Member of the Legislative Council of Quebec for Repentigny
- In office 1967–1968
- Preceded by: Édouard Masson
- Succeeded by: Institution abolished in 1968

Personal details
- Born: October 8, 1908 Montreal, Quebec
- Died: May 26, 1972 (aged 63) Outremont, Quebec
- Resting place: Notre Dame des Neiges Cemetery
- Party: Union Nationale

= Marcel Faribault =

Canadian politician (1908-1972)

Marcel Faribault, (October 8, 1908 - May 26, 1972) was a Canadian notary, businessman and administrator.

==Background==

Born in Montreal, he was the son of René Faribault and Anna Pauzé and was educated at the Université de Montréal. A successful notary, he became president of Trust Général du Canada. He died in Outremont, on May 26, 1972, and was interred in the Notre Dame des Neiges Cemetery.

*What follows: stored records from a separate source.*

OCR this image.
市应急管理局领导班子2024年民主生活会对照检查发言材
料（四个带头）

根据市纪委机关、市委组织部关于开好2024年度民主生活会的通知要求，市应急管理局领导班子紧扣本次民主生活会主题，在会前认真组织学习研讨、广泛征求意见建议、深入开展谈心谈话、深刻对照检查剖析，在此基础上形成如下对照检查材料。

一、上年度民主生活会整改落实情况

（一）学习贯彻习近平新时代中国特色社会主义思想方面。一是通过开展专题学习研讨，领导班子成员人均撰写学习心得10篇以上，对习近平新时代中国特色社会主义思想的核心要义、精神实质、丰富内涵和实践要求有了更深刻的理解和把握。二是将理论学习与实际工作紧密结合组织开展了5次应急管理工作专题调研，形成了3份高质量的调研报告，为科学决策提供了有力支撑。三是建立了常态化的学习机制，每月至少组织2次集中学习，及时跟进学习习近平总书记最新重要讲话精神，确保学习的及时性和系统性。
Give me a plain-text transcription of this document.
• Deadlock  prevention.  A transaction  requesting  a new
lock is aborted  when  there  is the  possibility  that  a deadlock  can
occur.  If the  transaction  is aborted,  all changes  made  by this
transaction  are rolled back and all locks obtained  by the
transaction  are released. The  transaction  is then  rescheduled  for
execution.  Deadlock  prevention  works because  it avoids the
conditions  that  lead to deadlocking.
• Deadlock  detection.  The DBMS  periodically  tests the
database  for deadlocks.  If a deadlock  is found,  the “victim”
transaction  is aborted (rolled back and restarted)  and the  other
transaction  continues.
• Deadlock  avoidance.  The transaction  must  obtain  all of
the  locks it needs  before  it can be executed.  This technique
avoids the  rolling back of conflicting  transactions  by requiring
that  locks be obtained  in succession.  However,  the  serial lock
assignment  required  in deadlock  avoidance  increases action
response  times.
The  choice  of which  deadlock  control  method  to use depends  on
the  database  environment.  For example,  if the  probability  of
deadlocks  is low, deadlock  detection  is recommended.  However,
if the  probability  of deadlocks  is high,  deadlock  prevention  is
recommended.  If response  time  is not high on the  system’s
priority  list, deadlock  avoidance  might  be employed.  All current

==Legislative Council of Quebec==

He was appointed to the Legislative Council of Quebec by Premier Daniel Johnson Sr. in 1967 and supported the Union Nationale.

==Federal politics==

In the 1968 Canadian federal election, Faribault was the Quebec lieutenant to Progressive Conservative Party of Canada leader Robert Stanfield and an unsuccessful candidate in the Gamelin riding.

==Honours==

In 1971 he was made a Companion of the Order of Canada.

After his death in 1972, he was entombed at the Notre Dame des Neiges Cemetery in Montreal.